ACC consent form used illegally

Peter Sara.
Peter Sara.
The onus is on ACC to rectify big privacy-related problems resulting from a consent form the corporation has used unlawfully, Dunedin ACC lawyer Peter Sara says.

A district court judge has upheld an appeal by Dunedin ACC claimant Dr Denise Powell against being required to sign an ACC consent form, called ACC 167, in a case with ''serious ramifications'' for ACC.

Two recently released decisions from the district court say ACC acted unlawfully when it told two clients they must sign the consent form gathering private information or face having their claims halted.

One case involved Dr Powell, a member of ACC lobby group Acclaim Otago, and the other a client with a traumatic brain injury.

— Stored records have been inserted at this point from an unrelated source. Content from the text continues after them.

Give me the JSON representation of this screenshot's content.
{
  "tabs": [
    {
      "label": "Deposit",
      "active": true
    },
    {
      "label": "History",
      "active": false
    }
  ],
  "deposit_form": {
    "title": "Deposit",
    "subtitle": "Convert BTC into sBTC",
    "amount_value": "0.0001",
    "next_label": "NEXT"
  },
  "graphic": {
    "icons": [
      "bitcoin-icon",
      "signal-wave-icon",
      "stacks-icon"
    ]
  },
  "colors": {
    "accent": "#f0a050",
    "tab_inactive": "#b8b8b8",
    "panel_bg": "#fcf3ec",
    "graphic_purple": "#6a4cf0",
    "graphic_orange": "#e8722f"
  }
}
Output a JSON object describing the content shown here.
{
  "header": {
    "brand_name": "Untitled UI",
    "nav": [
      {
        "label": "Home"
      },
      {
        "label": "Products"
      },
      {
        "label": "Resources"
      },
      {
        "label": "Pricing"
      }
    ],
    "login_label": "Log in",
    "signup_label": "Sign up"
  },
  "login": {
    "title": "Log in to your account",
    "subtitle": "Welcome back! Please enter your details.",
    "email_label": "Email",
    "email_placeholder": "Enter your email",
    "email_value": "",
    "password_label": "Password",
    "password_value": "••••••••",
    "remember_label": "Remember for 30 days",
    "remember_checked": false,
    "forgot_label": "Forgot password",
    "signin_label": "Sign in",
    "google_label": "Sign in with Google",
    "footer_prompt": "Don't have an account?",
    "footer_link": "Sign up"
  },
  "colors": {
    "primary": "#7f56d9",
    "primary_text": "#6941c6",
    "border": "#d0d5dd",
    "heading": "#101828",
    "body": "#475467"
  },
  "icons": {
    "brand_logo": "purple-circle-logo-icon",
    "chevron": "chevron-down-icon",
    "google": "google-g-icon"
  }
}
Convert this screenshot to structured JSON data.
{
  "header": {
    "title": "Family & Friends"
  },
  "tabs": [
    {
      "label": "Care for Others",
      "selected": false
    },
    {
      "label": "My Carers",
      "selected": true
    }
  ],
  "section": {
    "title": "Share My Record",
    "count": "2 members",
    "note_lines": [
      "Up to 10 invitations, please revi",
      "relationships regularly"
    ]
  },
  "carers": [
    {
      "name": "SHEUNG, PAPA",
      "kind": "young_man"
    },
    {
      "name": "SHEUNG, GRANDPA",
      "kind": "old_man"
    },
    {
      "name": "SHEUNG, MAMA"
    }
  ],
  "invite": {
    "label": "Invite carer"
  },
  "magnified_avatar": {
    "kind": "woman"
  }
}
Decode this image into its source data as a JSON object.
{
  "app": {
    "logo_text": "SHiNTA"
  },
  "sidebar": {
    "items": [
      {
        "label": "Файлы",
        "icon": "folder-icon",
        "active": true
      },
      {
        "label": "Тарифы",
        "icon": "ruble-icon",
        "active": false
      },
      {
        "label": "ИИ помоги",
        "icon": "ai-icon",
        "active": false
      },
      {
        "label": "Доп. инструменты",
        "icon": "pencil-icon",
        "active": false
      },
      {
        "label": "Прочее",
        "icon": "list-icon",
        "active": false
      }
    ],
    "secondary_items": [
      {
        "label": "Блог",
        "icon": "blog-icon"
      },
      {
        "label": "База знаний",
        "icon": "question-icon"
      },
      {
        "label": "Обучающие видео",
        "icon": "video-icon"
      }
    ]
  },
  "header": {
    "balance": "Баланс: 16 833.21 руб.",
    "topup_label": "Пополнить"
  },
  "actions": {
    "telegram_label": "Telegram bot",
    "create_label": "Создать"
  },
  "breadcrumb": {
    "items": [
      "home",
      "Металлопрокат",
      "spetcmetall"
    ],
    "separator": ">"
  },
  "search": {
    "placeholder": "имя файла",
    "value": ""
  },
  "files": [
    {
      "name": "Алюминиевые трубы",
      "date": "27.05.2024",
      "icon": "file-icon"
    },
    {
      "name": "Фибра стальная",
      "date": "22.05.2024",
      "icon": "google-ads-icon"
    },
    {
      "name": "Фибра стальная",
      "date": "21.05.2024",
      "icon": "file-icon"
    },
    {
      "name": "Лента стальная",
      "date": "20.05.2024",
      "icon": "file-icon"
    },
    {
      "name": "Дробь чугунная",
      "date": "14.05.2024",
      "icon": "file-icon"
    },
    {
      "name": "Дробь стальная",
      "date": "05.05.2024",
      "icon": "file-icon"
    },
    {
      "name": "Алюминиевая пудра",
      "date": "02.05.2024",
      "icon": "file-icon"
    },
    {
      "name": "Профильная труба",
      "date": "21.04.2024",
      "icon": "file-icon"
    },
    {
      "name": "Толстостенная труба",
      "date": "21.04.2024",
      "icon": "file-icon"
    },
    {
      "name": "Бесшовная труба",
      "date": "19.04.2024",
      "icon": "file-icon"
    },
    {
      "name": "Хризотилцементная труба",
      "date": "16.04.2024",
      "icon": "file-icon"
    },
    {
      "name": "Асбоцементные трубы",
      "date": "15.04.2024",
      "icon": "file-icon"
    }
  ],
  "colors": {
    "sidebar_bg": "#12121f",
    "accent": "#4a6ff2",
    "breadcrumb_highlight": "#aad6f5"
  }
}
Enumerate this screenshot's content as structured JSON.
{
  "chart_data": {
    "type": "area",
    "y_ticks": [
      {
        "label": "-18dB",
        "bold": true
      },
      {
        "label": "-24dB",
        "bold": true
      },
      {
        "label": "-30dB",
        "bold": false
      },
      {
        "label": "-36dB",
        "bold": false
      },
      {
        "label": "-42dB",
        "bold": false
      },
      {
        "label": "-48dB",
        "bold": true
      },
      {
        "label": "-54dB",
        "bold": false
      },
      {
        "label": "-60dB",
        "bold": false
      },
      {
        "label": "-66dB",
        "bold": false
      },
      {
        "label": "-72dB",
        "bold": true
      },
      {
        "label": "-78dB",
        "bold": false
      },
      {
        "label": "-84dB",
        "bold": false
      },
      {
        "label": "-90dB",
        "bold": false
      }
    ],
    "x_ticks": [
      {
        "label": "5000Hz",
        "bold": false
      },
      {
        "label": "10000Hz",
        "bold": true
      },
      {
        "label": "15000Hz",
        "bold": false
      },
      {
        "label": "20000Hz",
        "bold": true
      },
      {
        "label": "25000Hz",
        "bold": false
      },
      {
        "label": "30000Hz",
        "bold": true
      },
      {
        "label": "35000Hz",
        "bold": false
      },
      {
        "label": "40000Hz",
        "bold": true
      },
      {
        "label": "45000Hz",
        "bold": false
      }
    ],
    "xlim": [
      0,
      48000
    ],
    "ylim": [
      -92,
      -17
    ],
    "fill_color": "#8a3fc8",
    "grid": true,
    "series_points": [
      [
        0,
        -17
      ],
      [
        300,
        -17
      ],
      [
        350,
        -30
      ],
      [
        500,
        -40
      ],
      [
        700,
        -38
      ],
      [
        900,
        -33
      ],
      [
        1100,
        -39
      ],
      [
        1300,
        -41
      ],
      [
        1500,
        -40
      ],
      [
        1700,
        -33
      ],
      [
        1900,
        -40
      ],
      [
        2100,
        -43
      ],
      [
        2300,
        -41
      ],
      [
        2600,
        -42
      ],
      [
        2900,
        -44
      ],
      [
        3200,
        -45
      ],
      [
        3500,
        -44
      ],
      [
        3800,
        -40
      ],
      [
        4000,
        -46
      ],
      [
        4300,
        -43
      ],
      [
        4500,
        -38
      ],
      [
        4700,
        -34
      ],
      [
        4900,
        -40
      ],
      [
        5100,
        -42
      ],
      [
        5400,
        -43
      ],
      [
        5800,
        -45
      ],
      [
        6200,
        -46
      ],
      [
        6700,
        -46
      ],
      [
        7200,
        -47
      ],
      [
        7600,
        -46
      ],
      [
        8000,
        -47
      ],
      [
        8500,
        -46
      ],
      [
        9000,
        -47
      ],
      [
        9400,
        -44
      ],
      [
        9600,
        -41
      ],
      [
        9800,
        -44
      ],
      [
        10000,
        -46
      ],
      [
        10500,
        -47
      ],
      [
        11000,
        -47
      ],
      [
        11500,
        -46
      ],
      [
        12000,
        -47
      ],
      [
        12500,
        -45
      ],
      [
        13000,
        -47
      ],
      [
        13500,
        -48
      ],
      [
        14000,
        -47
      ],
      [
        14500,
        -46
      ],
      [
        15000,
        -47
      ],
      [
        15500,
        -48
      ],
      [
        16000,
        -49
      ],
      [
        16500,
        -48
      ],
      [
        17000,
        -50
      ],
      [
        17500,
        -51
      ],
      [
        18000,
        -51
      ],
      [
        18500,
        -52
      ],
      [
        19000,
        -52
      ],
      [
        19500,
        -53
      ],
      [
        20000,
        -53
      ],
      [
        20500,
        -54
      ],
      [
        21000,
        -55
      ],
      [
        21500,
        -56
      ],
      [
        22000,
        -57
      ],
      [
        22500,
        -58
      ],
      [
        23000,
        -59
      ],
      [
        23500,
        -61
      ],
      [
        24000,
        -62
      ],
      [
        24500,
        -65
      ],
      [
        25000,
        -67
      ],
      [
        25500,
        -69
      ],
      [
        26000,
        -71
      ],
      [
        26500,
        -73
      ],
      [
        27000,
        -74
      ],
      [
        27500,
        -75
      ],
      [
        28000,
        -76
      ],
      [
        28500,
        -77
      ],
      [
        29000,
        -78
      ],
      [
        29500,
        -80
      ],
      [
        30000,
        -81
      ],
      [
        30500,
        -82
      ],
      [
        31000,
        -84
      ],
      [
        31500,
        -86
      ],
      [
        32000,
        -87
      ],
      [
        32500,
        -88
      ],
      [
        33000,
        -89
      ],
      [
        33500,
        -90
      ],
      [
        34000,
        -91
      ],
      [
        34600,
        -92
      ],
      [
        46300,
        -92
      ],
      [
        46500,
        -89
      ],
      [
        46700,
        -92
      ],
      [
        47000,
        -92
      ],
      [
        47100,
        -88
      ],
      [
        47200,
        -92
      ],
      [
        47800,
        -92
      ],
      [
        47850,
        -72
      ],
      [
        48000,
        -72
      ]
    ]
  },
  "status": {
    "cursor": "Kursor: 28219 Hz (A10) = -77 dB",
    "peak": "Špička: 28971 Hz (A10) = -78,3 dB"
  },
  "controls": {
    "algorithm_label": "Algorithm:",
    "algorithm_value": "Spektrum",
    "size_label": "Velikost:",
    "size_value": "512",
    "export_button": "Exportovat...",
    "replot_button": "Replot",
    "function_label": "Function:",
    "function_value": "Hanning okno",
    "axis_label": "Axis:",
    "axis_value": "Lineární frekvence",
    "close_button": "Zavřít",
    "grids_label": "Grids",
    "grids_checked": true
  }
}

Dr Powell repeatedly refused to sign the form and first voiced her misgivings with ACC in 2009.

Judge Grant Powell heard both cases, upheld both appeals and awarded costs against ACC.

The judge said ACC law authorised ACC to obtain ''medical and other records that are or may be relevant to the claim'', but the consent form used a broader term involving ''information'' which was ''considerably more extensive'' than the medical record data specified in the law.

The corporation says thousands of claimants might have signed the privacy waiver over a 14-year period.

Mr Sara acknowledged ACC had set up an 0800 number from yesterday to allow some concerned claimants to establish contact.

But the onus was now on ACC to rectify problems arising from the consent form, and not simply to wait for adversely affected clients to call, he said.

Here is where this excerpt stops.